Setki fanów czekają na premierę Harrego Pottera
Setki młodych wielbicieli Harry'ego Pottera zbierają się w centrum Londynu w nadziei, że przy okazji światowej premiery najnowszego filmu o młodym czarodzieju będą mieli okazję zobaczyć występujących w nim aktorów.
07.07.2009 | aktual.: 07.07.2009 17:30
Wczesnym wieczorem po czerwonym dywanie przed projekcją filmu "Harry Potter i Książę Półkrwi" na Leicester Square mają przejść odtwórca głównej roli Daniel Radcliffe i jego filmowi partnerzy. Pojawi się też Rupert Grint - filmowy Ron Weasley - który wrócił do zdrowia po tym jak niedawno zaraził się nową odmianą grypy.
Młodzi aktorzy mają mieć białe wstążki. Oddadzą w ten sposób hołd swojemu koledze Robowi Knoxowi, zasztyletowanemu w maju 2008 roku w londyńskim barze, kiedy stanął w obronie brata. W szóstej części przygód czarodzieja Knox zagrał Marcusa Belby'ego, jednego z uczniów Szkoły Magii i Czarodziejstwa w Hogwarcie.
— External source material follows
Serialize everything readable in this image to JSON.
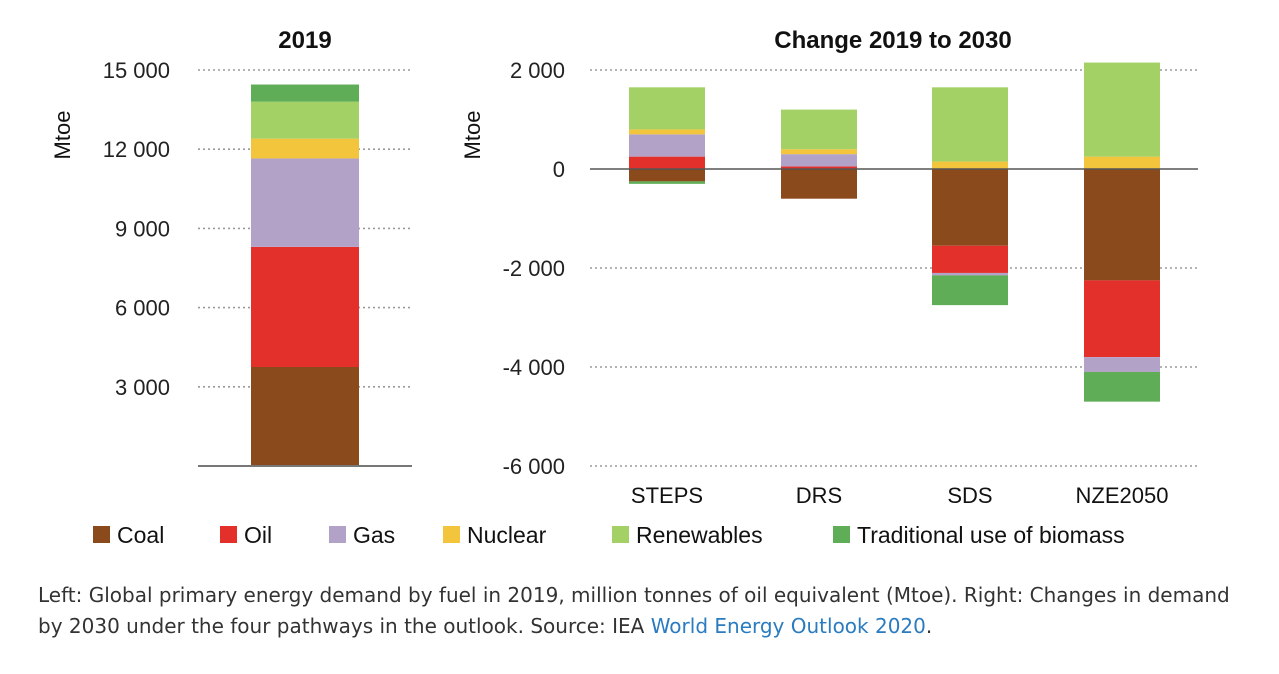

Najzagorzalsi fani zebrali się już około południa. Wielu przyniosło związane z Harrym Potterem gadżety - okulary w drucianej oprawie czy magiczne różdżki.
Jedna z oczekujących osób, 18-letnia Maud Laurent, napisała na przyniesionym ze sobą transparencie, że "przyjechała z Miami, żeby zobaczyć Dana". Chodzi oczywiście o 19-letniego Daniela Radcliffe'a. Maud ma nadzieję na autograf adepta magii.
"Harry Potter i Książę Półkrwi" wejdzie na ekrany kin w Europie 15 lipca, a dwa dnie później w USA i Japonii. Film początkowo miał trafić do kin w 2008 roku, a decyzja o przełożeniu premiery spowodowała wielkie rozczarowanie fanów.